Crisis business-focused circa October 2023
Pi Network (PI) struggles with price pressures as traders digest recent selling against bullish expectations heading into the Protocol 23 launch on May 11. PI was changing hands at close to $0.1782 on May 2, down about 1.4% in the past 24 hours, underlining the lack of strong bullish momentum despite a wider recovery from digital assets this week.
Enthusiasm over the launch of Protocol 22 has seen the token recently rise back up near $0.20. That move was PI’s largest monthly rally, but buyers didn`t manage to keep the breakout. However, sellers were back against the $0.20 resistance zone and sent PI to reverse from there as it moved back towards the $0.17 area.
Such rejection at the $0.20 level is important because it emphasizes how market participants are continue to use rallies as exit opportunities instead of accumulation areas.
Still a Weight on PI, Token Unlock pressure
Continued token unlock pressure is one of the straws causing PI08’s recent weaknesses. As per market data, Pi Network is set to open its 200 million [~$36 million] sell-side liquidity this May. (BanklessTimes)

This is important as token unlocks generally expand the circulating supply, which can put downward pressure on the price if demand does not increase proportionally. That seems to be the way the story went once PI hit about $0.20. Many traders probably seized on the rally to take profits while newly unlocked tokens hit the market.
This phenomenon may shed some light on why PI has failed to gain any speculative groundswell the whole summer (despite quite a few positive developments in its ecosystem). Protocol upgrades create long-term utility, while token unlocks will continue to build a supply overhang in the short-term time frames.
Protocol 23 Might Be the Most Important PI Upgrade Yet
The largest forthcoming catalyst is Protocol 23 on May 11. This upgrade will enable native smart contract capability on the Mainnet, and node operators must migrate by May 15, according to the Pi Network Core Team. (KuCoin)
One of the most important upgrades in Pi Network is that it helps lay the foundation for utility in the ecosystem instead of just basic transfers. This will enable Pi to enable decentralized applications, smart contracts, on-chain services, and broader real-world blockchain use cases.
Since this leads to the potential for tools enabling decentralized finance, app development, and more robust utility demand, developers see this as a major long-term milestone. However, execution matters. The Core Team has already cautioned that this upgrade might be a more tussle-prone tenable component than past releases, particularly as a result of node administrators with their own instruments or worse network associations.
That means a successful migration and subsequently stable network will be essential for market confidence post-launch.
Market sentiment is improving, but the pie lags
However, the wider crypto market has been showing various signs of recovery, which could potentially help in stabilizing PI. Total crypto market capitalization increased by approximately 0.93% in the past 24 hours, while Bitcoin grew stronger (+1%) as ETF inflows improved. Ethereum and even XRP both added a handful of dollars, supporting more constructive risk across digital assets.
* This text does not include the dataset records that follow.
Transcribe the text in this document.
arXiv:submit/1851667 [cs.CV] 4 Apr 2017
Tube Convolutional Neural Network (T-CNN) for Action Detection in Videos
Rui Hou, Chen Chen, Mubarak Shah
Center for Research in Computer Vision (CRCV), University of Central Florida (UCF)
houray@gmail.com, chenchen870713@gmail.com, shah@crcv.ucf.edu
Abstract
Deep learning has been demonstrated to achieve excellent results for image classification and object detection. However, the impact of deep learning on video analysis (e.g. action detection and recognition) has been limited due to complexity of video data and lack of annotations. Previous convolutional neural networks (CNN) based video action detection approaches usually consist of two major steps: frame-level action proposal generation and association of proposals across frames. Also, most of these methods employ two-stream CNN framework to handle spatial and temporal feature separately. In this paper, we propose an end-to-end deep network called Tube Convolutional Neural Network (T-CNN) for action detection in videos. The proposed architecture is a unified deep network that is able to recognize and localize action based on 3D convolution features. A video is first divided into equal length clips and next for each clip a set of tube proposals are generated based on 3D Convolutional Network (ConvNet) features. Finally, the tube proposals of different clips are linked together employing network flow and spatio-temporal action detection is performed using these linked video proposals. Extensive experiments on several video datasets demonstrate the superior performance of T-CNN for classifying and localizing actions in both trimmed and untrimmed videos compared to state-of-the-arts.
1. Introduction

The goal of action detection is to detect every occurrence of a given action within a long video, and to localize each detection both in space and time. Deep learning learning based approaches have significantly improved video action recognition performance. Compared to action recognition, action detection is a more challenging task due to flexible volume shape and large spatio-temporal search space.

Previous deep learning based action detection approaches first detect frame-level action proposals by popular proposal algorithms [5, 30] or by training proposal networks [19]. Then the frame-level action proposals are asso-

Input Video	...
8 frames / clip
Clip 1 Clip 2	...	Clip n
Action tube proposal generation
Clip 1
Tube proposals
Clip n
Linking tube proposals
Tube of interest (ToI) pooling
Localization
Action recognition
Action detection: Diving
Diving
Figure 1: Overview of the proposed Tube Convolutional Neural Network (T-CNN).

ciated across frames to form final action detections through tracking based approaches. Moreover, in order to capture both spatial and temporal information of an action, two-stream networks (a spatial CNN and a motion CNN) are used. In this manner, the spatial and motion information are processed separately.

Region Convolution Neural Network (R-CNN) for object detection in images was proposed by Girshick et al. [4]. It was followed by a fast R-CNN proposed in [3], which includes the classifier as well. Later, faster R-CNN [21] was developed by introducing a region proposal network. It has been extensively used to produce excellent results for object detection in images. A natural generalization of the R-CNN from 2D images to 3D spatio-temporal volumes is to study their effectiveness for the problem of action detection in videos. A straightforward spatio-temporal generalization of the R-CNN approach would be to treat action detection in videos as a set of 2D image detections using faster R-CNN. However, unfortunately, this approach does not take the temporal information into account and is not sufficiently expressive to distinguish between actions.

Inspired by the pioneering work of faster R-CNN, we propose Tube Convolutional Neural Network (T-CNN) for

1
Given that PI has not really replicated that momentum, it shows traders are still hesitant and would like further confirmation from either Protocol 23 or new exchange-oriented liquidity
Rumours of further exchange listings have also kept sentiment high. After a Kraken listing, PI’s exposure expanded, and traders now wait for more listings to widen investor access and liquidity. The community discussion shows that exchange access still ranks among the most anticipated catalysts for PI holders. (YouTube)
Pi Network Price Prediction: Key Levels
Technically, PI continues to be on a range-bound, neutral momentum. The Relative Strength Index is neutral as buyers and sellers hardly exert control over price (CoinLore)
The most important upside, of course, will be at $0.19 that’s still intact for you. In case PI can recover that area on high volume, the bulls might try to retest the $0.20 resistance level. In the short term, a break over $0.20 could see us on our way toward $0.21 and maybe then to $0.22$. (KuCoin)
Conversely, insufficient momentum may guarantee PI bulks in $0.1750 → $0.19, and if sellers take charge again with 0.1650 as the next key support level. As it currently stands, PI is still in a watch-and-wait phase, with Protocol 23 likely to be the decider on whether we break higher or face yet another rejection.
Conclusion
This means Pi Network is still relatively weak at the short-term levels, with price action remaining below interim resistance at $0.20 and token unlock pressure fending off any upside in value in the meantime.
While PI does have strong sentiment in the crypto market rally and speculation about future exchange listings, buyers have not shown enough strength to maintain its breakout.
The most critical near-term catalyst is the launch of Protocol 23 on May 11, which will allow native smart contracts and thus significantly increase the long-term utility and growth potential of the Pi ecosystem.
If the upgrade goes well and PI returns to $0.19 with volume, bullish momentum could return. Much before next stronger confirmation, PI is likely to stay in range.